Recent images from the embattled Syrian city of Homs, after nearly a week of shelling and more than 60 reported deaths, are hard to stomach: an anguished Syrian citizen pointed to dead and dying children with terrible wounds, shouting hoarsely, “Is this what the U.N. voted for?” Last week Russia and China had vetoed a key U.N. Security Council resolution that backed a new Arab League plan for a transition of power.
While Moscow’s close ties to Damascus—its weapons sales, the port it leases from Syria—are well-known, why did China go along with Russia? Beijing’s decision was made from a position of defensiveness, not of strength. China’s relationship with Syrian President Bashar al-Assad’s regime isn’t all that ironclad or important. But Beijing is paranoid about giving the West any leverage to topple autocratic regimes around the world (why else was there an Arab Spring, as Chinese leaders see it) or to compel them to kneel before Western standards of human rights. Beijing is tired of being pressured to follow rules set by the West.

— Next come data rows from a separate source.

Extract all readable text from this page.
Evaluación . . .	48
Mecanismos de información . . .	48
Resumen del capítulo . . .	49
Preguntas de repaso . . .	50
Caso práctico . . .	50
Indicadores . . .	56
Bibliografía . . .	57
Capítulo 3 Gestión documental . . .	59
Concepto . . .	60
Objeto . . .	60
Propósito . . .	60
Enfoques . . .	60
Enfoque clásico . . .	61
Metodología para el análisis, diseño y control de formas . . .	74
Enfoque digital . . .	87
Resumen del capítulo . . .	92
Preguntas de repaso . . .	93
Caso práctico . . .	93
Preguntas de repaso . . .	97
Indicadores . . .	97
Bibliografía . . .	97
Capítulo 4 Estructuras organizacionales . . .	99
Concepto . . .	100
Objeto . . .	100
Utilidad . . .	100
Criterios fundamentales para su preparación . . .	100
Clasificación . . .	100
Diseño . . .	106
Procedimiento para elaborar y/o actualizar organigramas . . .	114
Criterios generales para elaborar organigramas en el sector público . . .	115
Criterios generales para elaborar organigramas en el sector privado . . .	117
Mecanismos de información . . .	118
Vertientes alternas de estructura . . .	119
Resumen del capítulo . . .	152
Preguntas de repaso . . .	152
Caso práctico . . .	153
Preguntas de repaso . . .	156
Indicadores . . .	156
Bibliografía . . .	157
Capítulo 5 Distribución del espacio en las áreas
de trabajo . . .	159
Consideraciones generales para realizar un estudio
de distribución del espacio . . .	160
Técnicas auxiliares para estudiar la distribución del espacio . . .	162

Chinese strategists are painfully aware that much of the existing institutional architecture of the international community was built in the post–World War II era dominated by the U.S. and Western Europe. That meant isolated, socialist, impoverished China had little to do with the establishment of things such as currency regimes, the infrastructure of global trade, even global values systems and pop culture. That's why U.S. officials are always trying to make China feel—and act—like a “stakeholder” in the international order.
Today, Beijing feels that many of those old systems are outmoded, putting China at a disadvantage. In the wake of the global financial crisis in 2009, for example, China’s central bank proposed replacing the U.S. dollar as the international reserve currency, setting up in its place a new global system controlled by the International Monetary Fund. “The outbreak of the [current] crisis and its spillover to the entire world reflects the inherent vulnerabilities and systemic risks in the existing international monetary system,” stated People’s Bank of China governor Zhou Xiaochuan, in what was perceived as a startling broadside against the greenback.
Beijing wants to make sure the West doesn’t always get its way in the U.N., either. This helps explain why Chinese authorities expended valuable political capital to echo Moscow’s veto on Syria. Unlike Moscow, Beijing has been relatively low-key and circumspect in the use of its veto power; however two of eight vetoes cast by China in the Security Council have involved Syria (one in October 2011, blocking a sanctions resolution, and the second last week), leading to the perception of a Russia-China “axis of obstruction,” as Sinologist Minxin Pei's op-ed in The New York Times called it. Pei said the two countries are acting “to defy the West together, so that neither might look isolated.” (China’s other vetoes usually reflected national interests tied to significant allies at the time, such as Zimbabwe, Burma, and Bangladesh.)
China will pay a price. The recent veto on Syria undermines its campaign to project “soft power” and a kinder, gentler image around the world. However, the decision was based on visceral concerns. Ever mindful of what happened during the 1989 Tiananmen Square protest movement, Beijing officials are jittery about rising levels of domestic unrest today in China, especially on the eve of a delicate leadership transition at the top. The last thing they want is to set a precedent allowing outside governments to tinker with the internal affairs–and possibly foment regime change—in a nation wracked by dissent.
The issue of human-rights abuses has always bedeviled Beijing. Less than two weeks ago an editorial in the state-run China Daily lambasted an annual report by the U.S.-based NGO Human Rights Watch because it stated that Beijing’s human -rights situation is “deteriorating.” The commentary accused Human Rights Watch of trying to “conspire with some Western governments to achieve their political aims,” and attributed the report’s findings to prejudices rooted in “the West’s distorted perception of the socialist system, which deems China a threat and challenger to the West.”
Another hard-hitting editorial, this one in the English-language Global Times, which often reflects nationalistic views, accused some Americans of viewing the rise of China as a “zero-sum game” in which the U.S. could enhance its interests by bringing about “chaos” to undermine Beijing. The piece urged Washington to see that “the rise of China is not a sinister national political goal,” and concluded “it’s not easy to walk out of the shadow of the geopolitical competition of the past. But globalization is profoundly changing the rules and nature of competition between nations.” This time around, China aims to ensure it has a say in how those rules are made.